Я снова стал собирать Бака Роджерса. И с тех пор живу счастливо. Именно с этого и началась моя карьера писателя-фантаста. Я больше никогда не слушал тех, кто насмехался над моим увлечением космическими полетами, цирками или гориллами. Если что-то подобное происходило, я забирал своих динозавров и выходил из комнаты.
Потому что все это — перегной, удобряющий почву. Если бы я всю жизнь не забивал себе взгляд и голову всем перечисленным выше, то, когда бы пришло время превращать словесные ассоциации в идеи для историй, я выдал бы тонну просто нолей и полтонны нолей без палочки.

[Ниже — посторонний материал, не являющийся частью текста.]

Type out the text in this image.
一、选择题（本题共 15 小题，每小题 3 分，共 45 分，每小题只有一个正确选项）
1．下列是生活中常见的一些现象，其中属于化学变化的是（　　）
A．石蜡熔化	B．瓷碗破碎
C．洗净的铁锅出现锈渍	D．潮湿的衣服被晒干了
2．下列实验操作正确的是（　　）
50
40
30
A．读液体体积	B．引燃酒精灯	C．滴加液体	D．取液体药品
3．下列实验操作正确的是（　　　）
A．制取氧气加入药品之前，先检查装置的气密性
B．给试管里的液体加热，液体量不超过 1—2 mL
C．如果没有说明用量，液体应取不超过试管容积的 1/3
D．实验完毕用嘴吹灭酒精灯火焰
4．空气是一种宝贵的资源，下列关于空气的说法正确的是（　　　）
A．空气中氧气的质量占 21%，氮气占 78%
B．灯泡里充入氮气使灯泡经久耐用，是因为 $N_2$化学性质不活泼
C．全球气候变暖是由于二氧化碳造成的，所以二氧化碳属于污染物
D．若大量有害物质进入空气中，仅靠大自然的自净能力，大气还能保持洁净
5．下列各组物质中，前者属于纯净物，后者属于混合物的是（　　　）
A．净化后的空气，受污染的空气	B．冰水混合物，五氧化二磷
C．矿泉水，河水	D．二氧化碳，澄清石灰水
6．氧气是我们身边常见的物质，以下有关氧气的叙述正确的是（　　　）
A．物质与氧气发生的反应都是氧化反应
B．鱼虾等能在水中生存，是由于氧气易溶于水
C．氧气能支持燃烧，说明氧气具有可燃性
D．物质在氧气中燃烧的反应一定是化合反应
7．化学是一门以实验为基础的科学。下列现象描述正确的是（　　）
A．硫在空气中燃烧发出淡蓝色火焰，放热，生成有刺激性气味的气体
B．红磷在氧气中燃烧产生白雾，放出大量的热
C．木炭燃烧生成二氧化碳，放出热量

«Вельд» — яркий пример того, что творится в голове, переполненной образами, мифами, игрушками. Как-то раз, лет тридцать тому назад, я сел за пишущую машинку и напечатал два слова: «Детская комната». Детская комната — где? В прошлом? Нет. В настоящем? Едва ли. В будущем? Да! Ладно, теперь надо понять, какой будет детская комната в будущем. Я начал печатать, выдавая словесные ассоциации с детской. В ней должны быть телевизоры, ряды телевизоров на каждой стене и на потолке. Когда ребенок заходит в такую комнату, он может крикнуть: Река Нил! Сфинкс! Пирамиды! — и они появляются на экранах, окружают его, в цвете, в звучании и — почему бы нет? — в восхитительно теплых запахах, ароматах, фимиамах, выбирайте любое слово.